… and, it being the rare First Sunday I could sleep in, I did, and that was delicious. So is the tomato jam a friend canned last summer, which I have put on an English muffin.
A hummingbird explored trying to get in through the left kitchen window earlier in the hour, and I startled a deer when I flung my old pie weights (umpteen-year-old white beans that had become too smelly during last week’s baking) into the compost heap.
September is here, and I inevitably reread Louis MacNeice’s Autumn Journal during the month. Nazlan Ertan has a fine take on both the love and politics that make it moving (and, in where the politics are concerned, resonate anew, in ways that do not bode well). I have just ordered Autumn Sequel, which for some reason hadn’t stayed on my radar before (perhaps because I was more attuned to other themes when I picked up the biography of MacNeice I read sometime during the last decade). I still own Rosamunde Pilcher’s The Shell Seekers, the novel that introduced me to “September has come and it is hers …” to begin with.
Needing space and cash, I put all my Pilchers except Shell Seekers and Flowers in the Rain into the resale bag some while ago, deeming those two volumes sufficient for future comfort reads. Shell Seekers is more satisfying than say, Coming Home in part because the characters’ touchstones are better integrated. Fond as I am of “Jesu, Joy of Man’s Desiring,” it isn’t integrated into Coming Home‘s central love story as deftly as “September” appears and reappears in The Shell Seekers.

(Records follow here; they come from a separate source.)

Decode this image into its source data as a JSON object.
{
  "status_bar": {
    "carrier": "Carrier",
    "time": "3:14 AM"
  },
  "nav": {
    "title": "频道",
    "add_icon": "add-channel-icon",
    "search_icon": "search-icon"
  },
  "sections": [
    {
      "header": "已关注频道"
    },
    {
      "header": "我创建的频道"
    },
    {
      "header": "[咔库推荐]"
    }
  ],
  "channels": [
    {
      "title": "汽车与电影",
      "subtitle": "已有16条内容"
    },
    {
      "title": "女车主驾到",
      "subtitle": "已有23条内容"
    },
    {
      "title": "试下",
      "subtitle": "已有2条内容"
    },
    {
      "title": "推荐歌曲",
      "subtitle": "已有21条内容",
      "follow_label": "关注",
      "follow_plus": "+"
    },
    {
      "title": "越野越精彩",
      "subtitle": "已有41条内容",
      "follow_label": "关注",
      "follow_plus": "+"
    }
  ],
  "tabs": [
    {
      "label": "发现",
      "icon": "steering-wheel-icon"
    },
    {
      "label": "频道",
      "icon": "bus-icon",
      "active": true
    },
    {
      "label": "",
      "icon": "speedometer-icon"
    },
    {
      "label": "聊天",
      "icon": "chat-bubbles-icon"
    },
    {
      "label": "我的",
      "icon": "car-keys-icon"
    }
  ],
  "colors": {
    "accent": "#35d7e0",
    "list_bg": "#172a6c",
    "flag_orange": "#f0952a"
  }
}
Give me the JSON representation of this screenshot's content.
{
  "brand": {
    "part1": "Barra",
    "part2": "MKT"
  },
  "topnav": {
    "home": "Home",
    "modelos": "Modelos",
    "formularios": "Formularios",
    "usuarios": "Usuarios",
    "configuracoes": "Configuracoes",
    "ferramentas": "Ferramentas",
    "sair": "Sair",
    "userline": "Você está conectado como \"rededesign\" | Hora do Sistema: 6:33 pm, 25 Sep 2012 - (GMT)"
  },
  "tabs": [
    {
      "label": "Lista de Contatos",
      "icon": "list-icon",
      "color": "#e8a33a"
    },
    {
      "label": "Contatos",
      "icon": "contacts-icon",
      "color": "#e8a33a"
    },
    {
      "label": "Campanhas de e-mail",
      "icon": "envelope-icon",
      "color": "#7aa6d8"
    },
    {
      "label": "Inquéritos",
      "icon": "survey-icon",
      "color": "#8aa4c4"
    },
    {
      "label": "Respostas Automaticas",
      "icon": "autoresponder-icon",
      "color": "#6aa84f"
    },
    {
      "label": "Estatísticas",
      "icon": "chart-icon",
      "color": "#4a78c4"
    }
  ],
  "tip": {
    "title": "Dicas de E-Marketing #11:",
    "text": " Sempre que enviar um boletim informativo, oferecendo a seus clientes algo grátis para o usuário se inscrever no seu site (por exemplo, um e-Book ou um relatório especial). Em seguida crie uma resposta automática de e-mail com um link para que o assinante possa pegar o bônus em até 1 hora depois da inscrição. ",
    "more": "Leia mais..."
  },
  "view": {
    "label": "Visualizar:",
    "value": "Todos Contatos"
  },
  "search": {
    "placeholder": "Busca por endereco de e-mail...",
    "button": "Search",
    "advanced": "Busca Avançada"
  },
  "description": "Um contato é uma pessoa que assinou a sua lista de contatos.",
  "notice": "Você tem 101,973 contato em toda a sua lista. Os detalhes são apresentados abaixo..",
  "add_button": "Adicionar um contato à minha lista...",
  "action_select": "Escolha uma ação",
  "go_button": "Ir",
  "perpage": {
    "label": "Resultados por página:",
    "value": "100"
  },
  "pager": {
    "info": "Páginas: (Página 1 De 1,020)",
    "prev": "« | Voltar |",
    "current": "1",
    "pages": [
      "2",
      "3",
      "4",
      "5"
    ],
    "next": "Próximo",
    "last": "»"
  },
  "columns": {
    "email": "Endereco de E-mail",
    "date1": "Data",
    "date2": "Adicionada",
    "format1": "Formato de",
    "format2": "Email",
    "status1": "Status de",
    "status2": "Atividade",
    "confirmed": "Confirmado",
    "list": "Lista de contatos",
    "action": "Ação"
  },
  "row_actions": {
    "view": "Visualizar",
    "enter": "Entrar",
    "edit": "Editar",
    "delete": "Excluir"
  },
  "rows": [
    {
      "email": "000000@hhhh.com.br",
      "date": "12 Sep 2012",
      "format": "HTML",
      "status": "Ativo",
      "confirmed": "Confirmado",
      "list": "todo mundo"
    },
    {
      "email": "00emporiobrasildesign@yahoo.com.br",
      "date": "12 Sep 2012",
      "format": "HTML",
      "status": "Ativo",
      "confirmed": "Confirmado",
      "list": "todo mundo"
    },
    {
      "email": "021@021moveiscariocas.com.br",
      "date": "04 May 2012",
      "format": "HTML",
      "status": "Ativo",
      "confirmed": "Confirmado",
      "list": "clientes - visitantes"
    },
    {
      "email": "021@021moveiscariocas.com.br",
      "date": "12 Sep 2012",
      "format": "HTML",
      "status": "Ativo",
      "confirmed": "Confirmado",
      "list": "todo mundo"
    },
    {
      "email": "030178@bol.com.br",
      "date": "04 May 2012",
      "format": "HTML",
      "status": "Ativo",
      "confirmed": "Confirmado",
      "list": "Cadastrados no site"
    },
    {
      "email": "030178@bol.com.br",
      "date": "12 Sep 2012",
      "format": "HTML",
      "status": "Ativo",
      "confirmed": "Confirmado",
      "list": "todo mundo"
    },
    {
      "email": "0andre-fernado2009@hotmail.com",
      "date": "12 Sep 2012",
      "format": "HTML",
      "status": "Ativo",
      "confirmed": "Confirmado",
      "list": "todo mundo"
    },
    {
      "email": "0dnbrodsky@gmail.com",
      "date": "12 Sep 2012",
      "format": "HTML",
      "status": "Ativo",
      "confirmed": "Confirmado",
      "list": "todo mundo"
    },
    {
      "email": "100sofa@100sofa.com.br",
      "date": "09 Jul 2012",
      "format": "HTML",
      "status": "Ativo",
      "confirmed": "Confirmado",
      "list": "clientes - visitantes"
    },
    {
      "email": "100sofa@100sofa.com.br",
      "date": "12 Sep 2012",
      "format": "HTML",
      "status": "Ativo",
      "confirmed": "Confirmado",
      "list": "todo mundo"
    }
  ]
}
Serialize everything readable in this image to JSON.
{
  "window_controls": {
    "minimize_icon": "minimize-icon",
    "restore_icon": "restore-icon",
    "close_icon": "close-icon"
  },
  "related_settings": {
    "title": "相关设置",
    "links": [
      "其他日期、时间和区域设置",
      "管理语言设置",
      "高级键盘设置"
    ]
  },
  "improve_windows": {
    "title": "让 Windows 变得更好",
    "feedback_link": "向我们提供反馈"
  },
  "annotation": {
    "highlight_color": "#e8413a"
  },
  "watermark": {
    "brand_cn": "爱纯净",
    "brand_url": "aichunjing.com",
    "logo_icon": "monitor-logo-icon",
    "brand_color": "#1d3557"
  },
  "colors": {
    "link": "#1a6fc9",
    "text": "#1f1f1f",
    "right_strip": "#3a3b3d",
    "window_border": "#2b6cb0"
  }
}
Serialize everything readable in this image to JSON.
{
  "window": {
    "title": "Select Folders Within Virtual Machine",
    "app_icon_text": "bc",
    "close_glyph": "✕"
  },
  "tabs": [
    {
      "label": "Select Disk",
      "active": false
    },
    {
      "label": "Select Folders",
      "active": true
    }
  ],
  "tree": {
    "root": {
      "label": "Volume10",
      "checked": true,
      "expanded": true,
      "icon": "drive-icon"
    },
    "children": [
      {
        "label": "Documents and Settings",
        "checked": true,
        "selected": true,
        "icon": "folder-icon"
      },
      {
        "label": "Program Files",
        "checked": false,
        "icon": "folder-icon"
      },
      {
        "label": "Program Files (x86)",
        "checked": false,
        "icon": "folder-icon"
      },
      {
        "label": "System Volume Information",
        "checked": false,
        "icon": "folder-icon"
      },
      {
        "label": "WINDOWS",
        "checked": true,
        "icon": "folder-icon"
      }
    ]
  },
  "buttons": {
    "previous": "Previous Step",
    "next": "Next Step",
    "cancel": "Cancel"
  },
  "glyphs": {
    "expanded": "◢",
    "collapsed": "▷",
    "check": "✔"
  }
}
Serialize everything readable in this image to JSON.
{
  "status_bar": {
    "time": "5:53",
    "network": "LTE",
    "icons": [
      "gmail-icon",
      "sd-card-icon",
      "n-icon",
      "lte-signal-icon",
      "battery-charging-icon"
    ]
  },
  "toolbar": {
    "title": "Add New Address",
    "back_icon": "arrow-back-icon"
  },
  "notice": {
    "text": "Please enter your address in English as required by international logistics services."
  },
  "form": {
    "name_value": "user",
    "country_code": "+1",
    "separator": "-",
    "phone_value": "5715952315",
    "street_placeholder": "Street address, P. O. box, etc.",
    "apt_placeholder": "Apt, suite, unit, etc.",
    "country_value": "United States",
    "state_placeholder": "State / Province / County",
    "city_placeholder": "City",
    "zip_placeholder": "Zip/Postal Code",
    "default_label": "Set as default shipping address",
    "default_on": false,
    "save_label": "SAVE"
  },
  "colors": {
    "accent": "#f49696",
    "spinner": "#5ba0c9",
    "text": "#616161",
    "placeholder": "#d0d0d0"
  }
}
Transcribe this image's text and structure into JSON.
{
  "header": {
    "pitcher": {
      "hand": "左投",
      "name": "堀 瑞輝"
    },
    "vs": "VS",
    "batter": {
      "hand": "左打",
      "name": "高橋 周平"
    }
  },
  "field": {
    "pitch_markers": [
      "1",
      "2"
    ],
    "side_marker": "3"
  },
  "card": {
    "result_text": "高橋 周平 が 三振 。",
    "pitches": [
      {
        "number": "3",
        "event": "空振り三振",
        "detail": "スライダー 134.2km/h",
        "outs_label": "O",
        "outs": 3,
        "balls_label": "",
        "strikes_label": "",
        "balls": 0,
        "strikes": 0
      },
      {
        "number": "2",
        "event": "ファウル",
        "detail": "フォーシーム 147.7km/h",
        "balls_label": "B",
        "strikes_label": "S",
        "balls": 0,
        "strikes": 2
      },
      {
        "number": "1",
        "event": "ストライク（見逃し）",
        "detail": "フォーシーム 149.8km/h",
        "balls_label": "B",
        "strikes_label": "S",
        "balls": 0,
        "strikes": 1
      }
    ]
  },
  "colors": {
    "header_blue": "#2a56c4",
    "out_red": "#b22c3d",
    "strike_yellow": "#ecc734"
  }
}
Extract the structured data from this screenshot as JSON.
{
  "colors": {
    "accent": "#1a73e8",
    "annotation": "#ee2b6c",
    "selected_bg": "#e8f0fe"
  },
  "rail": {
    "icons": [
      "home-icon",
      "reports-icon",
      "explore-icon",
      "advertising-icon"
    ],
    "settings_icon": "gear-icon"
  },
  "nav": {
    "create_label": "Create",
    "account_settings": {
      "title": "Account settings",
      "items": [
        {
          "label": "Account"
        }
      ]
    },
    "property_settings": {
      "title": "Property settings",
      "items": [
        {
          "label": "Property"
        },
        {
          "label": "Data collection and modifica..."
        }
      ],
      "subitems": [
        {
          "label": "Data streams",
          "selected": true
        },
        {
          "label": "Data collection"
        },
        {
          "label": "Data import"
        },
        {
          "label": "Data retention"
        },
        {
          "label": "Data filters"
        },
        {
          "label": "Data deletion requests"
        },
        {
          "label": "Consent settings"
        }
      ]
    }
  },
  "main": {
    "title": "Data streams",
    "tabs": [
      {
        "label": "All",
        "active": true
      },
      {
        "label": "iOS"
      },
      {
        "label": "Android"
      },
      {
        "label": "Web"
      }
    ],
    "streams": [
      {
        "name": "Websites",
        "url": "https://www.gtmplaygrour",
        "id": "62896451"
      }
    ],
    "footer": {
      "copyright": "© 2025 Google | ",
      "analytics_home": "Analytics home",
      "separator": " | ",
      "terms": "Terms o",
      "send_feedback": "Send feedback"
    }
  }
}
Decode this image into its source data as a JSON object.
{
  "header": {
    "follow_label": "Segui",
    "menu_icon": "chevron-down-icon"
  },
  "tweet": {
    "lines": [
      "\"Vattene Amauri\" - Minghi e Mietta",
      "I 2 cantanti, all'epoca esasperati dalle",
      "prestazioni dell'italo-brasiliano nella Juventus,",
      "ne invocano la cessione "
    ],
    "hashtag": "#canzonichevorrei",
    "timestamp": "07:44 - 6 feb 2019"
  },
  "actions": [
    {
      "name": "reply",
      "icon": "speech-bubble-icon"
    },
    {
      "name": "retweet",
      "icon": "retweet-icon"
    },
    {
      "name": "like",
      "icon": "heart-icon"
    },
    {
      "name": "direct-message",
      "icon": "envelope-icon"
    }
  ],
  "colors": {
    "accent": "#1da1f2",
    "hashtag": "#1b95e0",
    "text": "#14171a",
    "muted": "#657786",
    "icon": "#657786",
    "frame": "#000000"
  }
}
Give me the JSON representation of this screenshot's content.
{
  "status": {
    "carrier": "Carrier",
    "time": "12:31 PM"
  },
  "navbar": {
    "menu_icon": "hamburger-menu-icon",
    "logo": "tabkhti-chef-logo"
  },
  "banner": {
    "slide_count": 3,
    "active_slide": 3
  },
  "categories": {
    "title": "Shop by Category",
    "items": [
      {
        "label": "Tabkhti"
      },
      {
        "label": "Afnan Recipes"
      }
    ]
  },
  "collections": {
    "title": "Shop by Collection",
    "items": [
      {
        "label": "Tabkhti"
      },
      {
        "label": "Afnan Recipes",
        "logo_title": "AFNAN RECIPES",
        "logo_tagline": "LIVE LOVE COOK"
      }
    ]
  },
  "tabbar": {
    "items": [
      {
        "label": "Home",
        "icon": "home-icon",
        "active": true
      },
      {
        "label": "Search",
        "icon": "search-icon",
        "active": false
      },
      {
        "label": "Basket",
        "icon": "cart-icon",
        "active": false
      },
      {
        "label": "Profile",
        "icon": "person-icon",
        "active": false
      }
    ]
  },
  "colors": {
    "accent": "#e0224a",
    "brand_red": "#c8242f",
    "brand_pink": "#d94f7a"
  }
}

Which is to say, just twice in both cases, but in The Shell Seekers, they really count.
Ironically, as a professional editor, I periodically have to discourage authors from quoting from songs or poems, because publication schedules often preclude securing the reproduction rights in time. (“Fair use” doesn’t cover squat where commercial works are concerned.) It makes me sad in part because fiction has so often served as the gateway to poems that now run deep in my veins. Becoming hooked on Dorothy L. Sayers as a teenager led me to John Donne. The stories of Sherlock Holmes (which were responsible for my becoming interested in Sayers, after WEKU broadcast a dramatization of Strong Poison in the slot formerly reserved for the Holmes tales) were where I first encountered certain lines of Shakespeare (chief among them “Journeys end in lovers meeting”).
I just spent the better part of an hour happily revisiting Bill Richardson’s “Bachelor Brothers” trilogy, which was published in the 1990s. As Richardson himself observed, the first book did well and the sequels not so much — with reason, I have to say. I myself found the Solomon Solomon subplot more tedious than entertaining. But all three books contain gems both in the way of funny-moving vignettes and choice quotations, and they introduced me to Margaret Atwood’s “Variation on the Word sleep” and Charles Mackay’s “I have lived and I have loved.”
In quoting the Mackay, Richardson wisely includes only the first ten lines; the poem wouldn’t have gripped me as it did (nor worked within the story it was stitched into) had the final quatrain been present. My subsequent search for the original ended up being a mini-saga — it is not in de la Mare’s Come Hither (which I own, thanks to Richardson’s alluding to it), and it wasn’t until 2015 and an inspired online search that I learned who had written it (and that it is in a different de la Mare anthology).
You could infer from all this that sleep — and well-deserved rest — has been much on my mind lately. Two mentor-friends passed away earlier this year, and I just received an unexpected bequest from a third. All three had lived long, productive lives, and were generous to me with attention and encouragement:
Not unrelated to all this is a piece Richardson published this year on having “used to be someone” who is now — happily — a part-time dishwasher. I think of my conversations with several friends (especially Joanne) about the jobs we accept and/or choose based on how they balance with our writing and publishing (a)vocations. I’m in the camp of being happiest with a corporate job where the metrics, performance reviews, and compensation operate in tandem with the prowess of my left brain (one of my favorite responses EVER to my editing has been a colleague muttering that I had no poetry in my soul), because the writing’s way more fun for me when it’s separate from what I professionally have to do. That said, there are also those nights where what I’m writing becomes something I have to do before my hamster brain will let me sleep, and then of course I run into the age-old problem of the day job’s demands draining from me some of the energy and stamina that would likely make good writing crystallize sooner (not to mention missed ops and faltering sparks — I look back at my relationships with David, Nancy, and Susan, and in all three cases wish I had done a better job with various projects, proposals, and paths they had a hand in. The lyf so short, the craft so longe to lerne…). And it’s not just the day job, but the aging house, the aching body, the ongoing friendships to tend (and sometimes mend), and one’s own need for sleep amid the piles on the counter and the porch to attend to.